Strong recent price performance
Mapletree Logistics Trust’s (MLT) units have performed very well since
our last report on 25 Mar, notching a 8.7% gain versus a 1.5%
increase in the STI and 4.9% increase in the FTSE ST REIT Index. We
believe investors are finally acknowledging MLT’s attractiveness due to
a confluence of factors. Firstly, MLT is likely to put on a good showing
for its 4QFY13 results on 17 Apr, with DPU possibly accelerating 5.8%
YoY to 1.80 S cents on the back of incremental rental income from its
newly acquired Korea and China properties. Secondly, MLT is likely to
record a meaningful gain in its asset values as part of the annual
revaluation exercise, and this may in turn boost its NAV and improve
its gearing level. In addition, the sweeping monetary easing by Bank
of Japan announced last week has likely spurred much interest in
MLT’s units, as it is expected to benefit from its exposure in Japanese
properties.
Unit looks fairly priced now
At a P/B ratio of 1.45x, however, we believe MLT is now fairly priced.
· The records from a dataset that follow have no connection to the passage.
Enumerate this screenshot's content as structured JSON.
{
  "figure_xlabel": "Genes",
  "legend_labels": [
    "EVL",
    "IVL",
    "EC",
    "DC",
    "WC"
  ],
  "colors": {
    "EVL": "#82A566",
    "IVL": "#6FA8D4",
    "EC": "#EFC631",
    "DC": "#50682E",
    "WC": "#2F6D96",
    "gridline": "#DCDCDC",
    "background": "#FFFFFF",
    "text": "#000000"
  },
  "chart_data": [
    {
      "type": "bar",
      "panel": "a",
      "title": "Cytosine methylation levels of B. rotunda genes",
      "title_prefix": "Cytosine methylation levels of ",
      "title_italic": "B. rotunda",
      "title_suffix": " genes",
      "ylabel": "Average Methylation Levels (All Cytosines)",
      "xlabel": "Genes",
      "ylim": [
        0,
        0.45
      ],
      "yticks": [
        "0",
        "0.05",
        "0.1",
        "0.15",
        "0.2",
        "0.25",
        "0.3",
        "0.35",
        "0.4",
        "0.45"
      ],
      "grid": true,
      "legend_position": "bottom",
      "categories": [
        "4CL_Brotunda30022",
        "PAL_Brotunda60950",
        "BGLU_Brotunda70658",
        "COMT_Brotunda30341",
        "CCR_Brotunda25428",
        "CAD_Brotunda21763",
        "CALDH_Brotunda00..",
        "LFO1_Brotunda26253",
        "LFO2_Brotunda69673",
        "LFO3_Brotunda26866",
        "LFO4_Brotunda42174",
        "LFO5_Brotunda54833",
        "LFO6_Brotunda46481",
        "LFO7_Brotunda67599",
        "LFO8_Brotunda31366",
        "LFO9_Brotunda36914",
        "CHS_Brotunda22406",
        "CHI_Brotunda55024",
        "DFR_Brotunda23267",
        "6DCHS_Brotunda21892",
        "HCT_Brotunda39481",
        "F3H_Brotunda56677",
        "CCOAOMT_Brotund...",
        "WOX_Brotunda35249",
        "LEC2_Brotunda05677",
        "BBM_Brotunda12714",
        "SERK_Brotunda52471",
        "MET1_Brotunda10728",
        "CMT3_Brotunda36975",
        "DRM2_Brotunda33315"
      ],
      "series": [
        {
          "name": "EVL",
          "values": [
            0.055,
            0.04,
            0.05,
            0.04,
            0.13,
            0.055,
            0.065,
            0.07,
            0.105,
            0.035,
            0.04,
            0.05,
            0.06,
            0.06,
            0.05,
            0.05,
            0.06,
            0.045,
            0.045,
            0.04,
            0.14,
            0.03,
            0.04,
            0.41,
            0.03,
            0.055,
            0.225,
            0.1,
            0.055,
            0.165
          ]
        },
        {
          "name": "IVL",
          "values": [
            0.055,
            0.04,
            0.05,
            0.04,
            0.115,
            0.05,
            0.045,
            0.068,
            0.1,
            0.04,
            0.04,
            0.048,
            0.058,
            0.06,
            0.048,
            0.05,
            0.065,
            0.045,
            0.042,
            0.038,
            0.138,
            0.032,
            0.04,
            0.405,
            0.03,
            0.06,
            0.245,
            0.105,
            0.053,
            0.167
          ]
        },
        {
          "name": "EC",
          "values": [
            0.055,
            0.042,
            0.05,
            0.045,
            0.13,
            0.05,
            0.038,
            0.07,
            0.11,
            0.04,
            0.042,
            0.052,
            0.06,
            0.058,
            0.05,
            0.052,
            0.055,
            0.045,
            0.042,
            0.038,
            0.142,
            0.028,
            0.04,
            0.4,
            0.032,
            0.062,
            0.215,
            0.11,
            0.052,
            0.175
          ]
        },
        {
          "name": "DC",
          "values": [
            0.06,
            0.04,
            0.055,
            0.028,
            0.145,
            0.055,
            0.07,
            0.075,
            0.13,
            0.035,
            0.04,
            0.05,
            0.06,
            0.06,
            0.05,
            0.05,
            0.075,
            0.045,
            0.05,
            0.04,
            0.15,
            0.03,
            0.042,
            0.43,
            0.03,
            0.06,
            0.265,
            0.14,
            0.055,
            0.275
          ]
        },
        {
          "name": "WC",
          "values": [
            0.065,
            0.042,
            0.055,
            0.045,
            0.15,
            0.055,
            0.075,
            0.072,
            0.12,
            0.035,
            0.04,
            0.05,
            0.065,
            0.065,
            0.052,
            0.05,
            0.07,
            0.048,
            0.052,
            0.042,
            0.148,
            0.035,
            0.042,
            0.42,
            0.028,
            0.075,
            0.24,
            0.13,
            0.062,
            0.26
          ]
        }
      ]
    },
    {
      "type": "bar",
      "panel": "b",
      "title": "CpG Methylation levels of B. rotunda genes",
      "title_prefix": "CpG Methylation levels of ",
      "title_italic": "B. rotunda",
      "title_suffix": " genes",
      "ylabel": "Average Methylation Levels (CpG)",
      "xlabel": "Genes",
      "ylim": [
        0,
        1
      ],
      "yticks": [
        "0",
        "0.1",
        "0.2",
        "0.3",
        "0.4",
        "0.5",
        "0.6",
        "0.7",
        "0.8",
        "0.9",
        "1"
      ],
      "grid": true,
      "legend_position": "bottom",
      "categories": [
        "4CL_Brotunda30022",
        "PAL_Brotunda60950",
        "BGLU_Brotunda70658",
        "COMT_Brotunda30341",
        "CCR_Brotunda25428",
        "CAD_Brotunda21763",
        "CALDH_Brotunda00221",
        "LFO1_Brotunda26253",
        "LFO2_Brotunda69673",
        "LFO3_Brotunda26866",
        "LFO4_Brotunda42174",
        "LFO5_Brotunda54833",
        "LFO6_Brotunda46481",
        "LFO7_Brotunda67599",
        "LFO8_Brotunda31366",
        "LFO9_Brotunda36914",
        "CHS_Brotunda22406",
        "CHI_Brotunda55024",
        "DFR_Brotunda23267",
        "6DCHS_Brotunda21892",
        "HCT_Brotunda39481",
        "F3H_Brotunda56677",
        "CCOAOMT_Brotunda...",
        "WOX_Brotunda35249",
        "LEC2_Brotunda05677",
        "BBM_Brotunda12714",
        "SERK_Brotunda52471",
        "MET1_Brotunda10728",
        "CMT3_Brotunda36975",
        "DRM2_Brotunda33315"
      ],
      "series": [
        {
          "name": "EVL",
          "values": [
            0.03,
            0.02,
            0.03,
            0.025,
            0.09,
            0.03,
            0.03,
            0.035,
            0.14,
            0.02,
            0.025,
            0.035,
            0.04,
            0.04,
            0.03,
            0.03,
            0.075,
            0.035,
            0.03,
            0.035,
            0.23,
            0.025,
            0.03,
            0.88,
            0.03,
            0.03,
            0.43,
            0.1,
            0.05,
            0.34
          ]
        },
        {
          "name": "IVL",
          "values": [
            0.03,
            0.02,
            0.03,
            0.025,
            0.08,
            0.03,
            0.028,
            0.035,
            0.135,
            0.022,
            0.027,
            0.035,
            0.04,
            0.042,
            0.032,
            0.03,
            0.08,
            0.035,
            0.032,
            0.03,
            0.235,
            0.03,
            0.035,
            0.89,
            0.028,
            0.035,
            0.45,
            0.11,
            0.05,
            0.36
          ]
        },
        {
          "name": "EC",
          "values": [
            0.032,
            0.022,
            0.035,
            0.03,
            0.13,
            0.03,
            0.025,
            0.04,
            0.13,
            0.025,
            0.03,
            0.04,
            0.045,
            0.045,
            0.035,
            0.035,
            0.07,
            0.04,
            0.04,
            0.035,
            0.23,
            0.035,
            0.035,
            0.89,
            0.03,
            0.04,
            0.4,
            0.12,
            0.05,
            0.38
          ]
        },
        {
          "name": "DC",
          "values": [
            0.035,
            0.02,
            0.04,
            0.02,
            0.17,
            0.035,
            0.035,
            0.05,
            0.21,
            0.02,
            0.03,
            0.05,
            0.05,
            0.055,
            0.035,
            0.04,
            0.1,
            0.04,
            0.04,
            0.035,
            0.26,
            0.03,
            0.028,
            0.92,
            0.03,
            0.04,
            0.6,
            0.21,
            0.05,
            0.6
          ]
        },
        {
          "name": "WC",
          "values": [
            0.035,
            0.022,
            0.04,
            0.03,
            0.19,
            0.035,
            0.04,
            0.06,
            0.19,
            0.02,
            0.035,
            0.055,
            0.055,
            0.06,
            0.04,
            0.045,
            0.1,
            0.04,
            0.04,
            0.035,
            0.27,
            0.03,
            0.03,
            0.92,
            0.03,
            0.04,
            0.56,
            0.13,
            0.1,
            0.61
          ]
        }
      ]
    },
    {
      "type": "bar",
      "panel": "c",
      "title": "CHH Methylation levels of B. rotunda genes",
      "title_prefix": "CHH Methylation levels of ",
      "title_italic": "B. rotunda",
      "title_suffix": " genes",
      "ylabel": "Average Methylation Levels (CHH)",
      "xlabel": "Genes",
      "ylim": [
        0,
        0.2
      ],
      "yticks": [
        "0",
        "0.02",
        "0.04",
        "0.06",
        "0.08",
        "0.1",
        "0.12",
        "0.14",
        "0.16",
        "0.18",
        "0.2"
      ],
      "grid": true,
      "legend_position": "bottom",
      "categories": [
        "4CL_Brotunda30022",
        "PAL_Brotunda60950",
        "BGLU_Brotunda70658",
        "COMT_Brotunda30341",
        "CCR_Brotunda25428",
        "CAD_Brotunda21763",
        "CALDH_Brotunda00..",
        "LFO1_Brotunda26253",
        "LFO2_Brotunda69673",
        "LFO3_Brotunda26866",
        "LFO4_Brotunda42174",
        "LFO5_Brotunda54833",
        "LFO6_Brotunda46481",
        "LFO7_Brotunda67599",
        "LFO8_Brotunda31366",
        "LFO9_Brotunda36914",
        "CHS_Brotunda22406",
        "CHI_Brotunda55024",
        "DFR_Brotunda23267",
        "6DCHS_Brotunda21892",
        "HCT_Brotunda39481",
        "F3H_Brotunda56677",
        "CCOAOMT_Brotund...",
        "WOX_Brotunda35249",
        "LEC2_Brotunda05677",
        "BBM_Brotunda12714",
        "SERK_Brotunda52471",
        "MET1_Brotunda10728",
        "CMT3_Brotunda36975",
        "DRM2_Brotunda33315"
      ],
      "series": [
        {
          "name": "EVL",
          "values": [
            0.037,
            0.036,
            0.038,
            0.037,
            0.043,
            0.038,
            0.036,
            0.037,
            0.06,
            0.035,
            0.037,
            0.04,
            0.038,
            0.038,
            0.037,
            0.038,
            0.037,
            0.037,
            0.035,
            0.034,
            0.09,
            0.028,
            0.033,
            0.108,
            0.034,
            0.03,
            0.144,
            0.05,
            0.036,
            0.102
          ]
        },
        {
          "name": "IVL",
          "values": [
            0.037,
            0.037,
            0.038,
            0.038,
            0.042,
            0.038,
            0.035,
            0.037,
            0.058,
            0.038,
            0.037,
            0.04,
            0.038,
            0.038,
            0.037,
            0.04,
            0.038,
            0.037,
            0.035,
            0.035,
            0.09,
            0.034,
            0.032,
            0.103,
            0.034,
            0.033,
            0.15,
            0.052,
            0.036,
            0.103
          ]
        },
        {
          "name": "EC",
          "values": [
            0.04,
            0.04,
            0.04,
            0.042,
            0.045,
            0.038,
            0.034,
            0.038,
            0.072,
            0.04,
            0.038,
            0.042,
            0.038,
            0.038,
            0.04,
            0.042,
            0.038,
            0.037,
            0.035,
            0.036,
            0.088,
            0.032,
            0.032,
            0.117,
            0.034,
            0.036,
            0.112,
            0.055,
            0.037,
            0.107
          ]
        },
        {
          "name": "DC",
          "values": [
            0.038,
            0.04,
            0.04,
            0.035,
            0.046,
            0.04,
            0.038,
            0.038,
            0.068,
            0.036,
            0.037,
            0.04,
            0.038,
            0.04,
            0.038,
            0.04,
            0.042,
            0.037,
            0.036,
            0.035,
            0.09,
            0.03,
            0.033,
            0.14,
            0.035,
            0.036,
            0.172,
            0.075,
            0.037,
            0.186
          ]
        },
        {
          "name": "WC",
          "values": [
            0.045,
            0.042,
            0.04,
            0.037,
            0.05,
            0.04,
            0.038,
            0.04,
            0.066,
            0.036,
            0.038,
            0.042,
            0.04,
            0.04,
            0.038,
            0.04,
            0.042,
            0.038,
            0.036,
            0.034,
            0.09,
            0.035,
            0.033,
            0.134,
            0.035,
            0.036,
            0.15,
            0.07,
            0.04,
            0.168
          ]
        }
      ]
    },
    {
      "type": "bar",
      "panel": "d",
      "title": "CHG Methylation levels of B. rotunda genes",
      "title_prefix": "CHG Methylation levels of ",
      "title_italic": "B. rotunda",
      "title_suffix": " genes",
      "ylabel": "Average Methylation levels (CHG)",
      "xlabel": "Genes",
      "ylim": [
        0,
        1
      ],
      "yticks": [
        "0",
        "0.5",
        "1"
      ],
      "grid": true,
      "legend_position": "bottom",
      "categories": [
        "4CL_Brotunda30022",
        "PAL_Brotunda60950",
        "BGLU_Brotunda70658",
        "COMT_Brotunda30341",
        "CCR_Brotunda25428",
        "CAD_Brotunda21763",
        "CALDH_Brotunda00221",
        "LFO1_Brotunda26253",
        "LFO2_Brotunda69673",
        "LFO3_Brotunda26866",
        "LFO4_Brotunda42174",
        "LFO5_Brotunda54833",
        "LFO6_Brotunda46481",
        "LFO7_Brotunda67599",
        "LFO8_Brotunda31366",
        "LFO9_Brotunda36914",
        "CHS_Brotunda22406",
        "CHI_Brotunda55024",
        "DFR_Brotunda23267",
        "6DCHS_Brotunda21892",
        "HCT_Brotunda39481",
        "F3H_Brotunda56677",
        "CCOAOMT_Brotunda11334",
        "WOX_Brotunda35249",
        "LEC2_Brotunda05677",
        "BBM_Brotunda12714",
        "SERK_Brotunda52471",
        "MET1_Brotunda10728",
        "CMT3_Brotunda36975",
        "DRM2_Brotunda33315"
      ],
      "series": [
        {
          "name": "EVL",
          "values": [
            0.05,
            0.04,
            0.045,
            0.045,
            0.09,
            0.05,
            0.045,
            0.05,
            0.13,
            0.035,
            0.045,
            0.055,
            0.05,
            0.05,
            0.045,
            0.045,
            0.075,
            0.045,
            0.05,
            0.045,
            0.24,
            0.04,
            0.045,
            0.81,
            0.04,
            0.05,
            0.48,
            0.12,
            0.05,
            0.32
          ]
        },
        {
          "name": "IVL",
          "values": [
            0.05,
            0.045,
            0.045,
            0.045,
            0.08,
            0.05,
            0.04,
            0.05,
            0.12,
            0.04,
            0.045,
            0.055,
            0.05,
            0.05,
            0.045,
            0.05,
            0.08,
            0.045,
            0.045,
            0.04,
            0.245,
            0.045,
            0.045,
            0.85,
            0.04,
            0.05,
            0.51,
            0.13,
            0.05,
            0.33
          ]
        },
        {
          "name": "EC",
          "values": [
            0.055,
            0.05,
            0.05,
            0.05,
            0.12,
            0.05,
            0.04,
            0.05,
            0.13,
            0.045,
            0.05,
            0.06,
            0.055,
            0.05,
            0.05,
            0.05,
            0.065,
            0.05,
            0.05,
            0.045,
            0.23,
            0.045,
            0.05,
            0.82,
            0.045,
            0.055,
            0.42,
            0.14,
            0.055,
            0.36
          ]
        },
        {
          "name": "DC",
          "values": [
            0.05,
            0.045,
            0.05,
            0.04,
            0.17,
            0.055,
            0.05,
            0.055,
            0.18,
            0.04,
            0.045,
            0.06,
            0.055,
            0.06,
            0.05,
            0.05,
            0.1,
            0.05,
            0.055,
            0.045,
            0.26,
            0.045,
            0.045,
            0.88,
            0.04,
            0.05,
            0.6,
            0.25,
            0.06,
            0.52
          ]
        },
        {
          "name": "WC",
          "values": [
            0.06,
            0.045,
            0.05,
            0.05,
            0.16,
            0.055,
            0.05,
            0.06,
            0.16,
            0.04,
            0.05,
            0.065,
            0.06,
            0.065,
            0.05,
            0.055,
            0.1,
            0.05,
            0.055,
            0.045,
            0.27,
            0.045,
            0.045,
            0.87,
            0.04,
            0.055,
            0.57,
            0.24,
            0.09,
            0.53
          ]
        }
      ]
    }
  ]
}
While ~55% of its revenue is derived from overseas assets, we are
mindful that a substantial 658k sqm of supply in warehouse space
(8.9% of total 4Q12 warehouse stock) is expected to be delivered to
the Singapore warehouse market in 2013. This is likely to exert
pressure on warehouse occupancy rates as well as cap the rise in
rentals and the rate of positive rental reversions achieved by MLT in
the near term. In addition, with the introduction of the cooling
measures in the industrial market and upfront land premium by JTC,
investors are inevitably more cautious as it may now be more onerous
for industrial landlords to acquire properties. Given the market
conditions, we believe that any upside in MLT’s units is limited at the
current juncture.
Downgrade to HOLD
We tweak our RNAV assumptions and roll over our valuation to FY14.
This raises our fair value from S$1.25 to S$1.34. Downgrade MLT
from Buy to HOLD on valuation grounds.